On ne peut plus lire un dvd sans être asséné de messages culpabilisants. « Tu ne voleras point », un commandement, un ordre même. Et si l’on va contre ce précepte, honte à nous, les dieux de la culture seront très fâchés.

Voilà maintenant une quinzaine d’années que l’Internet a commencé son extraordinaire développement. Quel rêve : partager sans limite, sans frontière, sans barrière et avec toujours moins d’attente ! Les P.T.T l’ont rêvé, l’armée américaine l’a fait. Pour un tout petit racket mensuel de l’équivalent d’un demi plein d’essence, on peut voyager partout dans le monde, sans bouger de son fauteuil. Bon d’accord, les Fournisseurs d’Accès à Internet (FAI) ont tenté un pari courageux à l’époque, mais c’est le principe d’un pari d’un autre côté… Sauf que c’est un pari qui rapporte très gros, même plusieurs années après. Une sorte de jackpot qui tomberait régulièrement.

Hélas, cet argent, dépensé pour se connecter, commençât à manquer pour d’autres géants du divertissement. Les majors hollywoodiennes, qui avaient séduit le monde entier avec leurs sourires plus blancs que des coques d’iPhone et leurs effets spéciaux, si chers à Mr Bay, étaient menacées. Un peu partout dans le monde, ils voyaient leur travail se diffuser, tout comme naguère, mais sans qu’il ne leur revienne un seul cent ! Une honte donc. Bon d’accord, ils faisaient les mêmes films depuis cinquante ans, seuls les noms des belles gueules affichées changeaient, mais tout de même. Un peu de respect pour une vieille dame qui fit jadis rêver le monde, et qui continue d’en faire rêver certains. Rendez-vous compte : on peut posséder, chez soi, une copie de n’importe quel film, en le téléchargeant, en quelques heures… et gratuitement !

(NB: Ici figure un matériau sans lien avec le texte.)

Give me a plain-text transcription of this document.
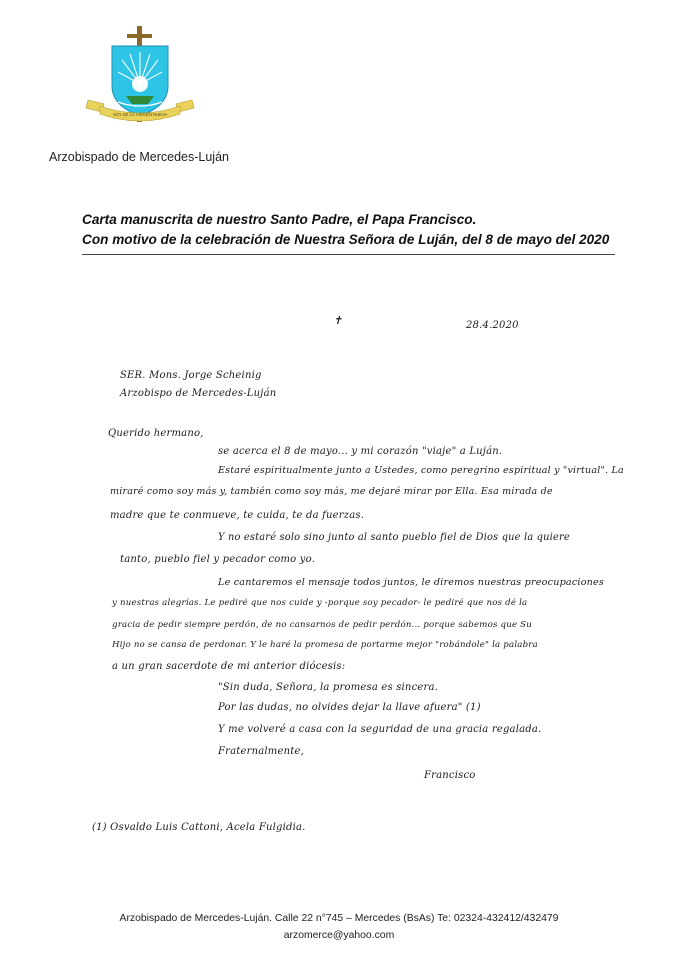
SOY DE LA VIRGEN NUEVA
Arzobispado de Mercedes-Luján
Carta manuscrita de nuestro Santo Padre, el Papa Francisco.
Con motivo de la celebración de Nuestra Señora de Luján, del 8 de mayo del 2020
✝	28.4.2020
SER. Mons. Jorge Scheinig
Arzobispo de Mercedes-Luján
Querido hermano,
se acerca el 8 de mayo... y mi corazón "viaje" a Luján.
Estaré espiritualmente junto a Ustedes, como peregrino espiritual y "virtual". La
miraré como soy más y, también como soy más, me dejaré mirar por Ella. Esa mirada de
madre que te conmueve, te cuida, te da fuerzas.
Y no estaré solo sino junto al santo pueblo fiel de Dios que la quiere
tanto, pueblo fiel y pecador como yo.
Le cantaremos el mensaje todos juntos, le diremos nuestras preocupaciones
y nuestras alegrías. Le pediré que nos cuide y -porque soy pecador- le pediré que nos dé la
gracia de pedir siempre perdón, de no cansarnos de pedir perdón... porque sabemos que Su
Hijo no se cansa de perdonar. Y le haré la promesa de portarme mejor "robándole" la palabra
a un gran sacerdote de mi anterior diócesis:
"Sin duda, Señora, la promesa es sincera.
Por las dudas, no olvides dejar la llave afuera" (1)
Y me volveré a casa con la seguridad de una gracia regalada.
Fraternalmente,
Francisco
(1) Osvaldo Luis Cattoni, Acela Fulgidia.
Arzobispado de Mercedes-Luján. Calle 22 n°745 – Mercedes (BsAs) Te: 02324-432412/432479
arzomerce@yahoo.com
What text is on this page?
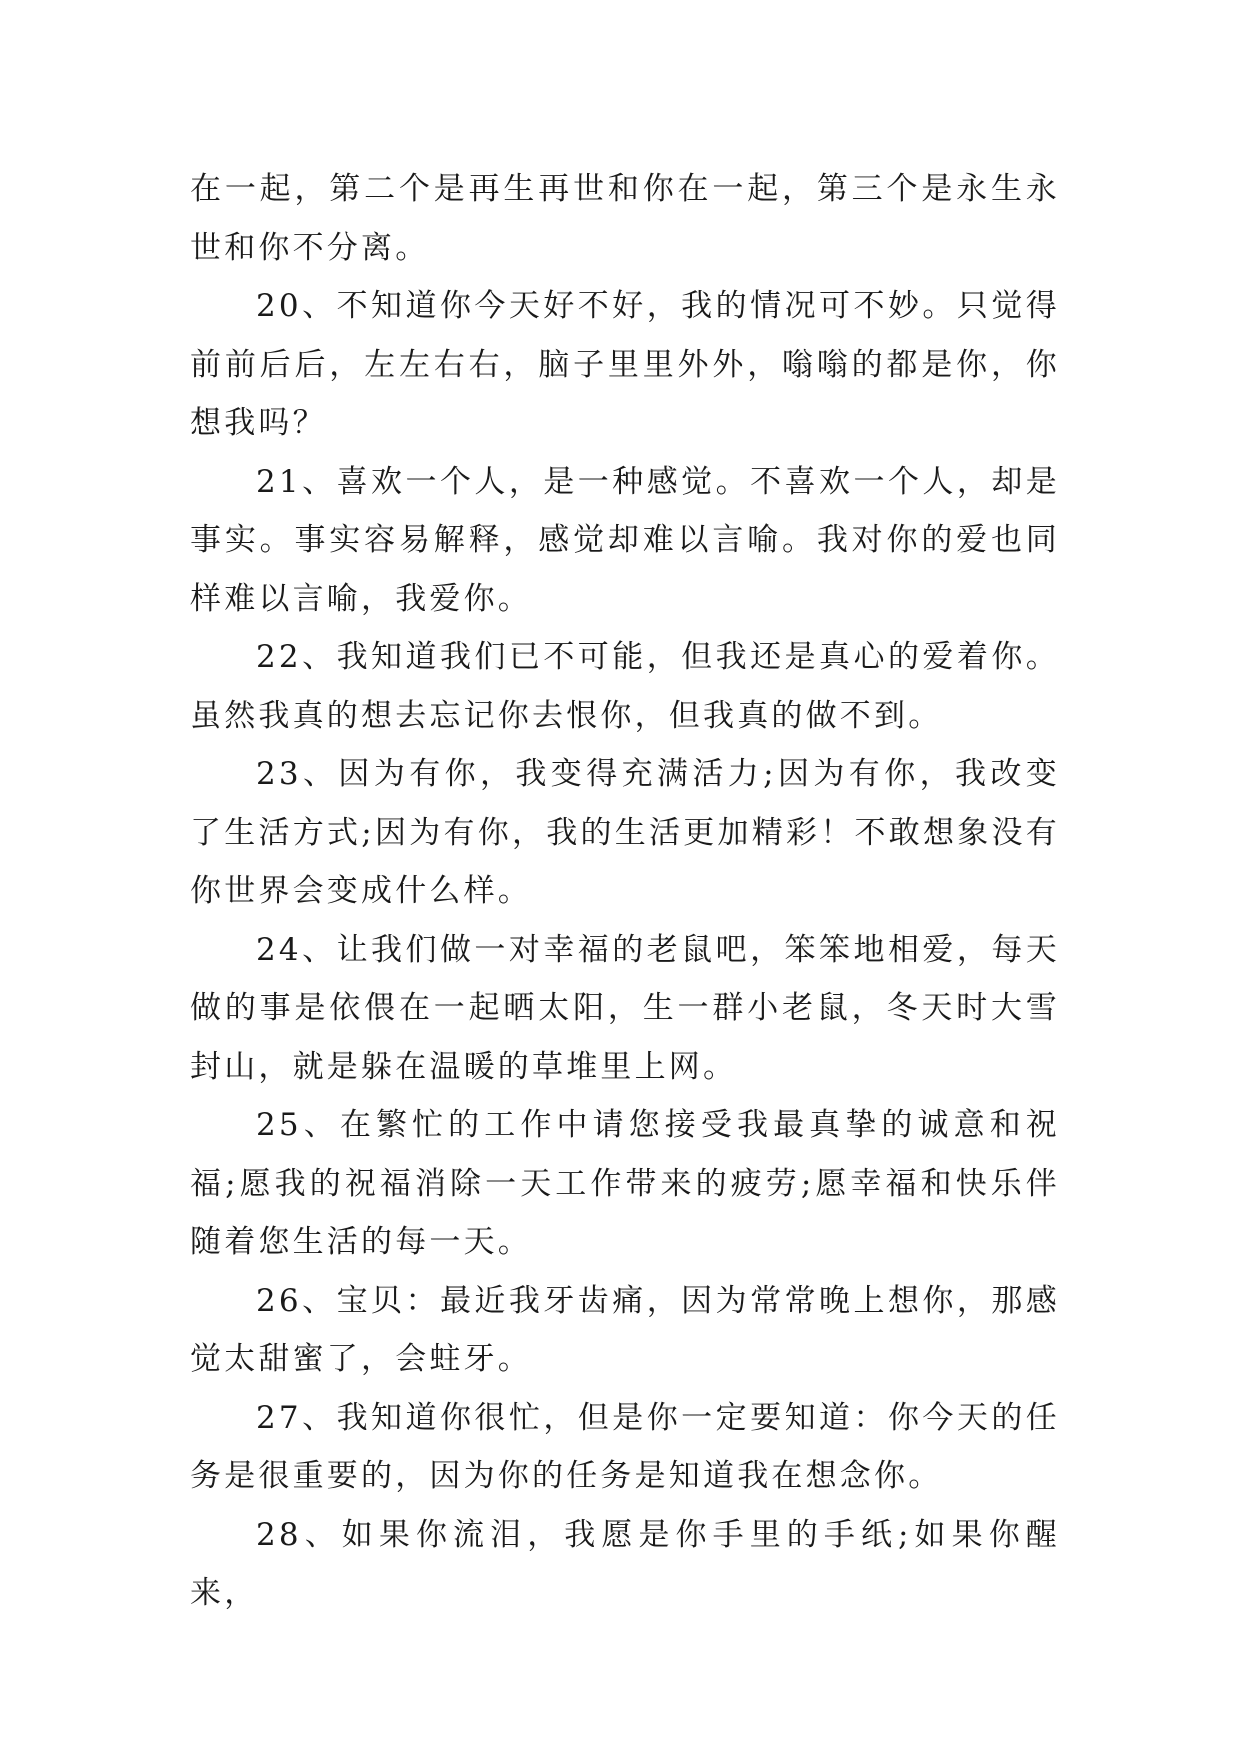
在一起，第二个是再生再世和你在一起，第三个是永生永世和你不分离。

20、不知道你今天好不好，我的情况可不妙。只觉得前前后后，左左右右，脑子里里外外，嗡嗡的都是你，你想我吗？

21、喜欢一个人，是一种感觉。不喜欢一个人，却是事实。事实容易解释，感觉却难以言喻。我对你的爱也同样难以言喻，我爱你。

22、我知道我们已不可能，但我还是真心的爱着你。虽然我真的想去忘记你去恨你，但我真的做不到。

23、因为有你，我变得充满活力;因为有你，我改变了生活方式;因为有你，我的生活更加精彩！不敢想象没有你世界会变成什么样。

24、让我们做一对幸福的老鼠吧，笨笨地相爱，每天做的事是依偎在一起晒太阳，生一群小老鼠，冬天时大雪封山，就是躲在温暖的草堆里上网。

25、在繁忙的工作中请您接受我最真挚的诚意和祝福;愿我的祝福消除一天工作带来的疲劳;愿幸福和快乐伴随着您生活的每一天。

26、宝贝：最近我牙齿痛，因为常常晚上想你，那感觉太甜蜜了，会蛀牙。

27、我知道你很忙，但是你一定要知道：你今天的任务是很重要的，因为你的任务是知道我在想念你。

28、如果你流泪，我愿是你手里的手纸;如果你醒来，
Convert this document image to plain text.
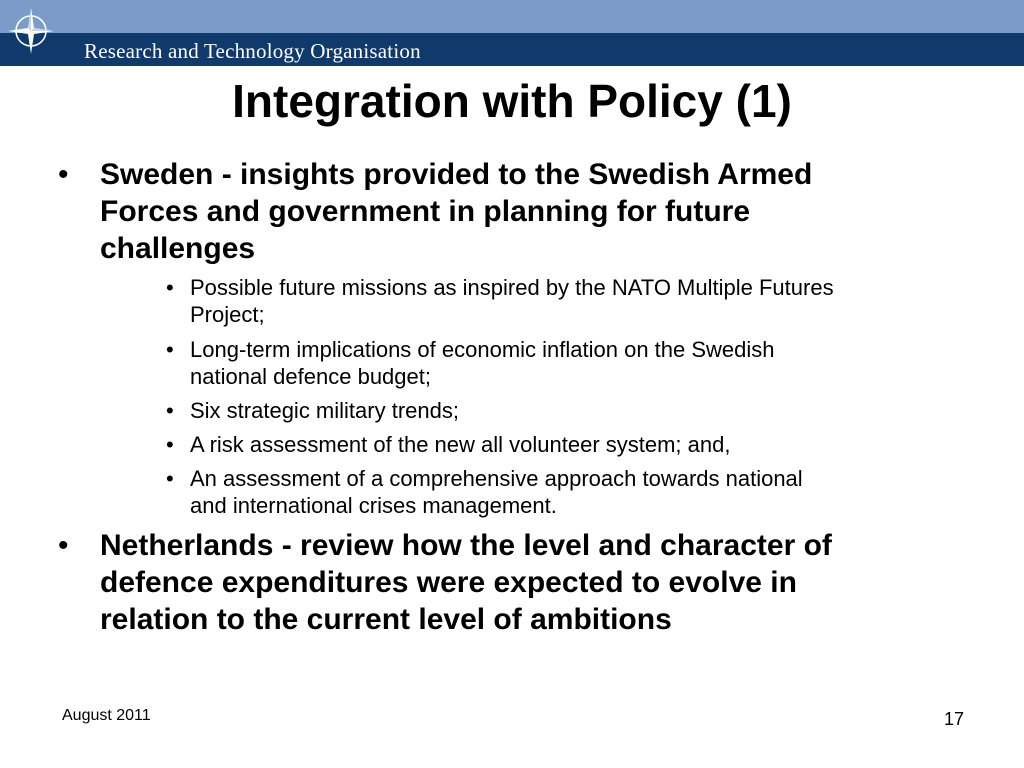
Research and Technology Organisation
Integration with Policy (1)
• Sweden - insights provided to the Swedish Armed
Forces and government in planning for future
challenges
• Possible future missions as inspired by the NATO Multiple Futures
Project;
• Long-term implications of economic inflation on the Swedish
national defence budget;
• Six strategic military trends;
• A risk assessment of the new all volunteer system; and,
• An assessment of a comprehensive approach towards national
and international crises management.
• Netherlands - review how the level and character of
defence expenditures were expected to evolve in
relation to the current level of ambitions
August 2011	17
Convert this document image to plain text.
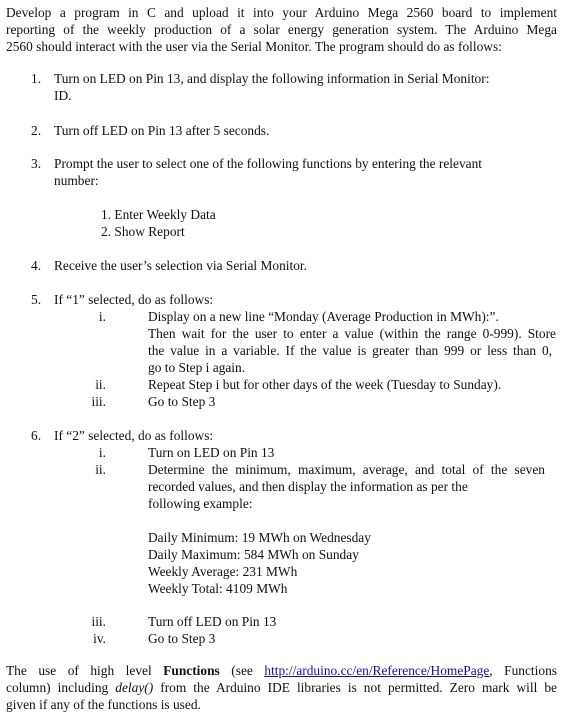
Develop a program in C and upload it into your Arduino Mega 2560 board to implement
reporting of the weekly production of a solar energy generation system. The Arduino Mega
2560 should interact with the user via the Serial Monitor. The program should do as follows:
1. Turn on LED on Pin 13, and display the following information in Serial Monitor:
ID.
2. Turn off LED on Pin 13 after 5 seconds.
3. Prompt the user to select one of the following functions by entering the relevant
number:
1. Enter Weekly Data
2. Show Report
4. Receive the user’s selection via Serial Monitor.
5. If “1” selected, do as follows:
i.	Display on a new line “Monday (Average Production in MWh):”.
Then wait for the user to enter a value (within the range 0-999). Store
the value in a variable. If the value is greater than 999 or less than 0,
go to Step i again.
ii.	Repeat Step i but for other days of the week (Tuesday to Sunday).
iii.	Go to Step 3
6. If “2” selected, do as follows:
i.	Turn on LED on Pin 13
ii.	Determine the minimum, maximum, average, and total of the seven
recorded values, and then display the information as per the
following example:
Daily Minimum: 19 MWh on Wednesday
Daily Maximum: 584 MWh on Sunday
Weekly Average: 231 MWh
Weekly Total: 4109 MWh
iii.	Turn off LED on Pin 13
iv.	Go to Step 3
The use of high level Functions (see http://arduino.cc/en/Reference/HomePage, Functions
column) including delay() from the Arduino IDE libraries is not permitted. Zero mark will be
given if any of the functions is used.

Pour la fille de joie qu’Hollywood est, quel coup dur. Imaginez qu’on ne soit plus obligé d’aller au bois de Boulogne pour obtenir le plaisir que madame ne nous offre plus, mais que cela soit disponible, pour rien de plus qu’une connexion Internet, à domicile. Rude coup de semonce contre le corps péripatétique. Enfin, les prostituées ne peuvent pas descendre dans la rue étant donné qu’elles y sont déjà, et puis, ce n’est pas évident de scander des slogans la bouche pleine. Malgré tout, la petite reine de Los Angeles, elle, se rebiffe. Accusant les FAI de jouer le jeu du piratage. Terme assez cocasse si l’on envisage un pirate affublé d’un crochet pour taper sur son clavier et d’un bandeau sur l’œil pour regarder son écran. D’ailleurs, Jack Sparrow est une des licences (oui, on parle d’industrie ici, pas d’Art) qui a le plus rapporté ces dernières années, ironie du sort.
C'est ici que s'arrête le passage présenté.